10 yıldır hayatımı paylaştığım bu kadın bana yabancı olmuştu. Onun evliliğimize harcadığı zamana üzülüyordum, ama geri dönemezdim, çok âşıktım. Onun ağlaması benim hafiflememe sebep olmuştu. Bir süredir boşanma fikri bende saplantı haline gelmişti. Şimdi bu duyguyu daha güçlü hissediyordum.

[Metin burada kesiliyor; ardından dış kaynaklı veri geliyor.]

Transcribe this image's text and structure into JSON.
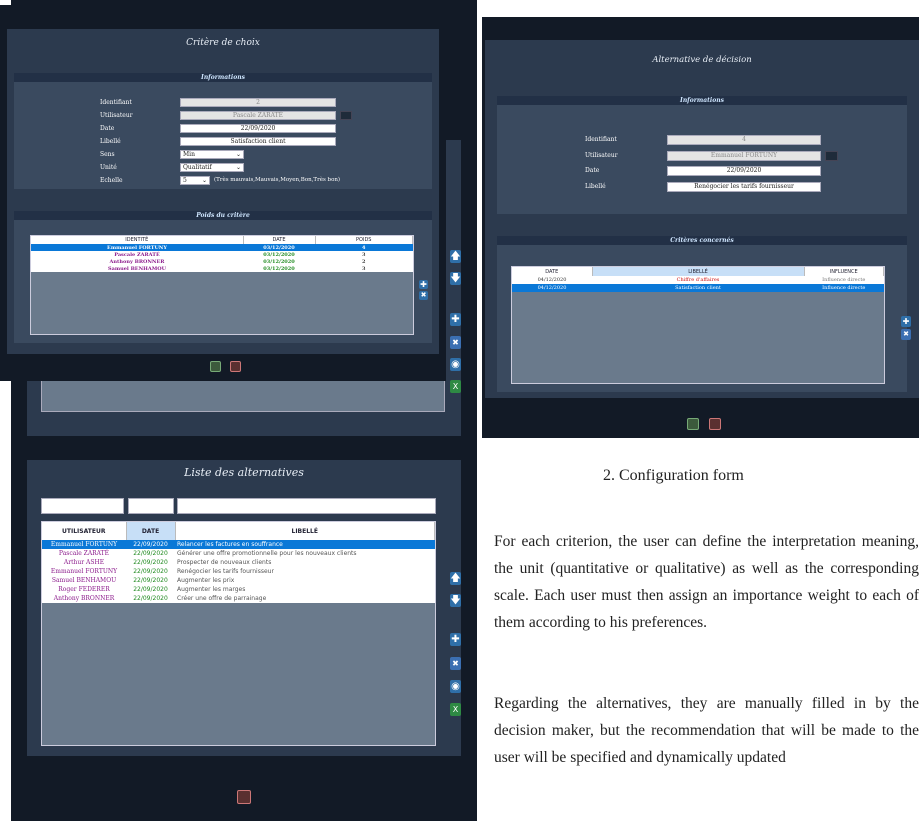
{
  "back_window": {
    "title": "Liste des alternatives",
    "filter_values": [
      "",
      "",
      ""
    ],
    "columns": [
      "UTILISATEUR",
      "DATE",
      "LIBELLÉ"
    ],
    "rows": [
      {
        "user": "Emmanuel FORTUNY",
        "date": "22/09/2020",
        "label": "Relancer les factures en souffrance"
      },
      {
        "user": "Pascale ZARATÉ",
        "date": "22/09/2020",
        "label": "Générer une offre promotionnelle pour les nouveaux clients"
      },
      {
        "user": "Arthur ASHE",
        "date": "22/09/2020",
        "label": "Prospecter de nouveaux clients"
      },
      {
        "user": "Emmanuel FORTUNY",
        "date": "22/09/2020",
        "label": "Renégocier les tarifs fournisseur"
      },
      {
        "user": "Samuel BENHAMOU",
        "date": "22/09/2020",
        "label": "Augmenter les prix"
      },
      {
        "user": "Roger FEDERER",
        "date": "22/09/2020",
        "label": "Augmenter les marges"
      },
      {
        "user": "Anthony BRONNER",
        "date": "22/09/2020",
        "label": "Créer une offre de parrainage"
      }
    ],
    "side_icons": [
      "arrow-up-icon",
      "arrow-down-icon",
      "plus-icon",
      "cross-icon",
      "view-icon",
      "excel-icon"
    ]
  },
  "criteria_window": {
    "title": "Critère de choix",
    "info_title": "Informations",
    "fields": {
      "identifiant": {
        "label": "Identifiant",
        "value": "2"
      },
      "utilisateur": {
        "label": "Utilisateur",
        "value": "Pascale ZARATÉ"
      },
      "date": {
        "label": "Date",
        "value": "22/09/2020"
      },
      "libelle": {
        "label": "Libellé",
        "value": "Satisfaction client"
      },
      "sens": {
        "label": "Sens",
        "value": "Min"
      },
      "unite": {
        "label": "Unité",
        "value": "Qualitatif"
      },
      "echelle": {
        "label": "Echelle",
        "value": "5",
        "hint": "(Très mauvais,Mauvais,Moyen,Bon,Très bon)"
      }
    },
    "weights_title": "Poids du critère",
    "columns": [
      "IDENTITÉ",
      "DATE",
      "POIDS"
    ],
    "rows": [
      {
        "identity": "Emmanuel FORTUNY",
        "date": "03/12/2020",
        "weight": "4"
      },
      {
        "identity": "Pascale ZARATÉ",
        "date": "03/12/2020",
        "weight": "3"
      },
      {
        "identity": "Anthony BRONNER",
        "date": "03/12/2020",
        "weight": "2"
      },
      {
        "identity": "Samuel BENHAMOU",
        "date": "03/12/2020",
        "weight": "3"
      }
    ]
  },
  "alternative_window": {
    "title": "Alternative de décision",
    "info_title": "Informations",
    "fields": {
      "identifiant": {
        "label": "Identifiant",
        "value": "4"
      },
      "utilisateur": {
        "label": "Utilisateur",
        "value": "Emmanuel FORTUNY"
      },
      "date": {
        "label": "Date",
        "value": "22/09/2020"
      },
      "libelle": {
        "label": "Libellé",
        "value": "Renégocier les tarifs fournisseur"
      }
    },
    "criteria_title": "Critères concernés",
    "columns": [
      "DATE",
      "LIBELLÉ",
      "INFLUENCE"
    ],
    "rows": [
      {
        "date": "04/12/2020",
        "label": "Chiffre d'affaires",
        "influence": "Influence directe"
      },
      {
        "date": "04/12/2020",
        "label": "Satisfaction client",
        "influence": "Influence directe"
      }
    ]
  },
  "document": {
    "caption": "2. Configuration form",
    "paragraph1": "For each criterion, the user can define the interpretation meaning, the unit (quantitative or qualitative) as well as the corresponding scale. Each user must then assign an importance weight to each of them according to his preferences.",
    "paragraph2": "Regarding the alternatives, they are manually filled in by the decision maker, but the recommendation that will be made to the user will be specified and dynamically updated"
  },
  "colors": {
    "selection": "#0a78d7",
    "user_purple": "#8b1a8b",
    "date_green": "#1f8a1f",
    "red_text": "#d01010"
  }
}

BOŞANMAK İÇİN 1 AY MÜSAADE İSTEDİ
Bir sonraki akşam eve geç gelmiştim ve eşimi masada yazı yazarken gördüm. Çok uykum vardı ve akşam yemeğini yemeden yattım. Ertesi sabah bana şartlarını yazılı halde sundu. Benden sadece boşanmamızı ilan etmek için 1 ay müsaade istedi, bu sürede normal bir aile gibi davranacaktık. Sebebi ise oğlumuzun 1 ay sonra sınavları olmasıydı. Bir de benden, onu evlilik gecesinde kapıdan içeriye nasıl taşıdımsa, 1 ay boyunca her sabah onu yatak odasında kapıya kadar taşımamı istedi. Kafayı yediğini düşündüm, ama son günlerimizin iyi geçmesi açısından kabul ettim.

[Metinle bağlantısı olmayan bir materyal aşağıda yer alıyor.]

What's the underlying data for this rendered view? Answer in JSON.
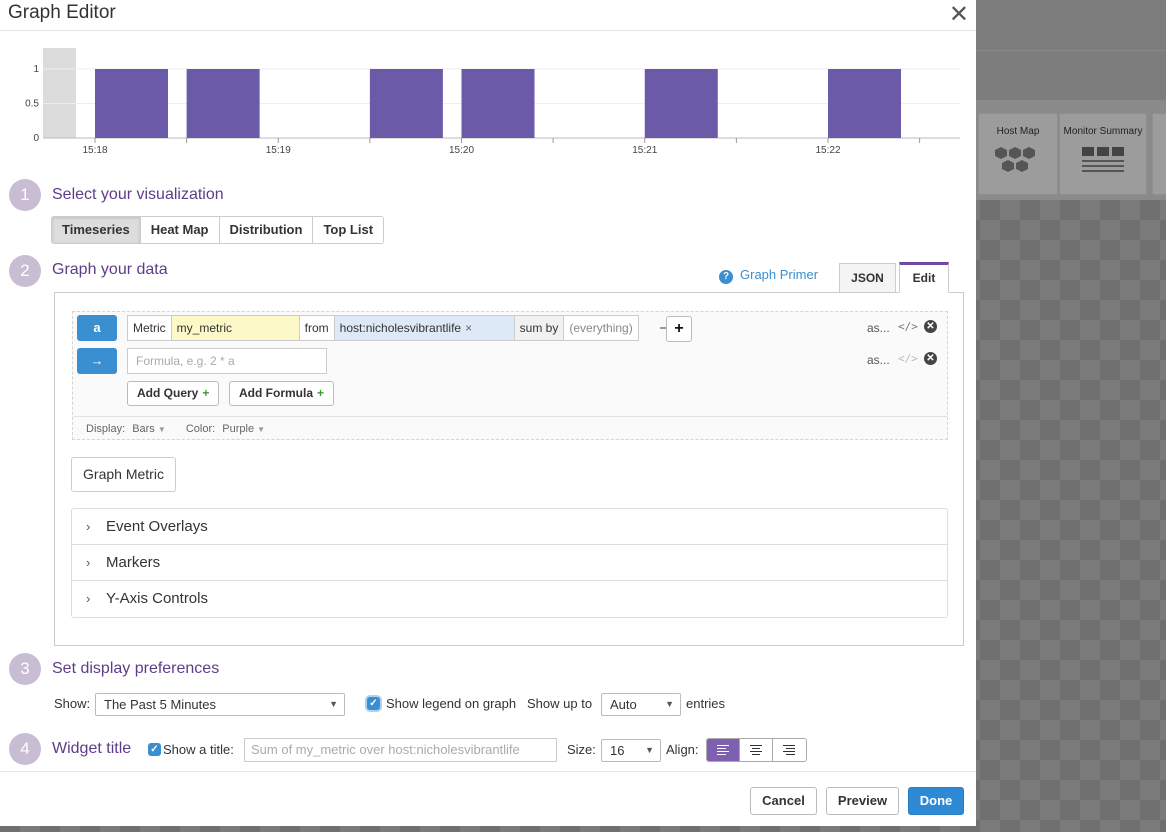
{
  "modal": {
    "title": "Graph Editor"
  },
  "preview_chart": {
    "y_ticks": [
      "1",
      "0.5",
      "0"
    ],
    "x_ticks": [
      "15:18",
      "15:19",
      "15:20",
      "15:21",
      "15:22"
    ],
    "bar_color": "#6a5aa8"
  },
  "chart_data": {
    "type": "bar",
    "ylim": [
      0,
      1
    ],
    "x": [
      "15:18",
      "15:18:30",
      "15:19:30",
      "15:20",
      "15:21",
      "15:22"
    ],
    "values": [
      1,
      1,
      1,
      1,
      1,
      1
    ]
  },
  "steps": [
    {
      "num": "1",
      "title": "Select your visualization"
    },
    {
      "num": "2",
      "title": "Graph your data"
    },
    {
      "num": "3",
      "title": "Set display preferences"
    },
    {
      "num": "4",
      "title": "Widget title"
    }
  ],
  "viz_tabs": [
    "Timeseries",
    "Heat Map",
    "Distribution",
    "Top List"
  ],
  "editor": {
    "primer_label": "Graph Primer",
    "json_tab": "JSON",
    "edit_tab": "Edit",
    "query": {
      "badge": "a",
      "metric_label": "Metric",
      "metric_value": "my_metric",
      "from_label": "from",
      "host_tag": "host:nicholesvibrantlife",
      "sum_by_label": "sum by",
      "sum_by_value": "(everything)",
      "as_label": "as..."
    },
    "formula": {
      "badge": "→",
      "placeholder": "Formula, e.g. 2 * a",
      "as_label": "as..."
    },
    "add_query": "Add Query",
    "add_formula": "Add Formula",
    "display_label": "Display:",
    "display_value": "Bars",
    "color_label": "Color:",
    "color_value": "Purple",
    "graph_metric": "Graph Metric",
    "accordion": [
      "Event Overlays",
      "Markers",
      "Y-Axis Controls"
    ]
  },
  "prefs": {
    "show_label": "Show:",
    "show_value": "The Past 5 Minutes",
    "legend_label": "Show legend on graph",
    "show_up_to": "Show up to",
    "entries_value": "Auto",
    "entries_label": "entries"
  },
  "widget_title": {
    "show_title_label": "Show a title:",
    "placeholder": "Sum of my_metric over host:nicholesvibrantlife",
    "size_label": "Size:",
    "size_value": "16",
    "align_label": "Align:"
  },
  "footer": {
    "cancel": "Cancel",
    "preview": "Preview",
    "done": "Done"
  },
  "background": {
    "tiles": [
      "Host Map",
      "Monitor Summary"
    ]
  }
}
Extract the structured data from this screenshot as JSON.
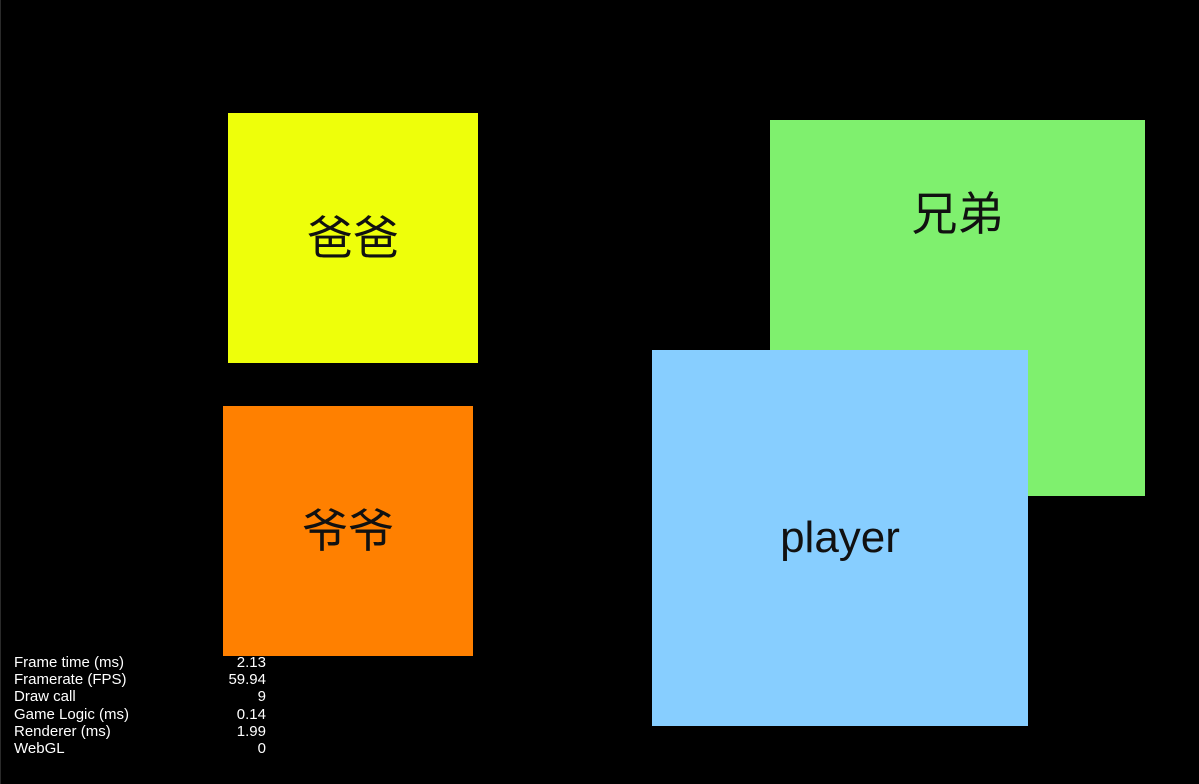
{
  "nodes": {
    "dad": {
      "label": "爸爸",
      "color": "#EEFF0A"
    },
    "grandpa": {
      "label": "爷爷",
      "color": "#FF8000"
    },
    "brother": {
      "label": "兄弟",
      "color": "#7FF06E"
    },
    "player": {
      "label": "player",
      "color": "#87CEFF"
    }
  },
  "stats": {
    "rows": [
      {
        "label": "Frame time (ms)",
        "value": "2.13"
      },
      {
        "label": "Framerate (FPS)",
        "value": "59.94"
      },
      {
        "label": "Draw call",
        "value": "9"
      },
      {
        "label": "Game Logic (ms)",
        "value": "0.14"
      },
      {
        "label": "Renderer (ms)",
        "value": "1.99"
      },
      {
        "label": "WebGL",
        "value": "0"
      }
    ]
  }
}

Eşimle boşanma konusunu açtığımdan beri fiziksel temasta bulunmamıştık. Bu sebeple ilk gün onu kucağıma alıp kapıya götürdüğümde tuhaf bir duygu yaşadım. Oğlumuz bizi alkışlamaya başladı. Bu onu çok sevindirmişti, ama bu da benim canımı acıtmıştı... Yatak odasından evin kapısına kadar onu 10 metre kadar taşıdım. Eşim gözlerini kapadı ve kulağıma ‘Oğlumuza boşanmadan bahsetme’ diye fısıldadı. Tamam, dedim, içime bir hüzün çöktü. Kapıya gelince onu yere bıraktım. O otobüs durağına yöneldi. Ben de ofise gittim.
2’inci gün bu oyunu oynamak daha kolay gelmişti. Eşim başını göğsüme yasladı. Birden eşime uzun süredir bakmadığımı hatırladım. Ve onun evlendiğim zamanki kadar genç olmadığını fark ettim. 4’üncü gün onu kucağıma aldığımda bir güven duygusu yaşadım. O bana hayatının 10 yılını hediye eden kadındı.
5’inci gün bu güven duygusu daha da büyümüştü.
Günler geçtikçe onu taşımak daha da kolaylaştı. Bir sabah onu ne giyeceğine karar veremez bir halde buldum. Her gün kıyafetlerinin biraz daha bol geldiğini söyledi. O zaman çok süzülmüş olduğunu gördüm. Demek ki onu her sabah biraz daha kolay taşıyabilmemin sebebi buydu. Bu gerçek yüzüme yumruk gibi çarptı. Farkında olmadan başını okşadım. Eşim oğlumuzu yanına çağırdı ve ona sıkı sıkı sarıldı; başımı çevirdim. Kararımdan vazgeçmek istemiyordum. Onu yine kucağıma aldım kapıya kadar taşıdım. Elini enseme koymuştu, ben de onu sıkı sıkı tutmuştum. Tıpkı evlendiğimiz günkü gibi.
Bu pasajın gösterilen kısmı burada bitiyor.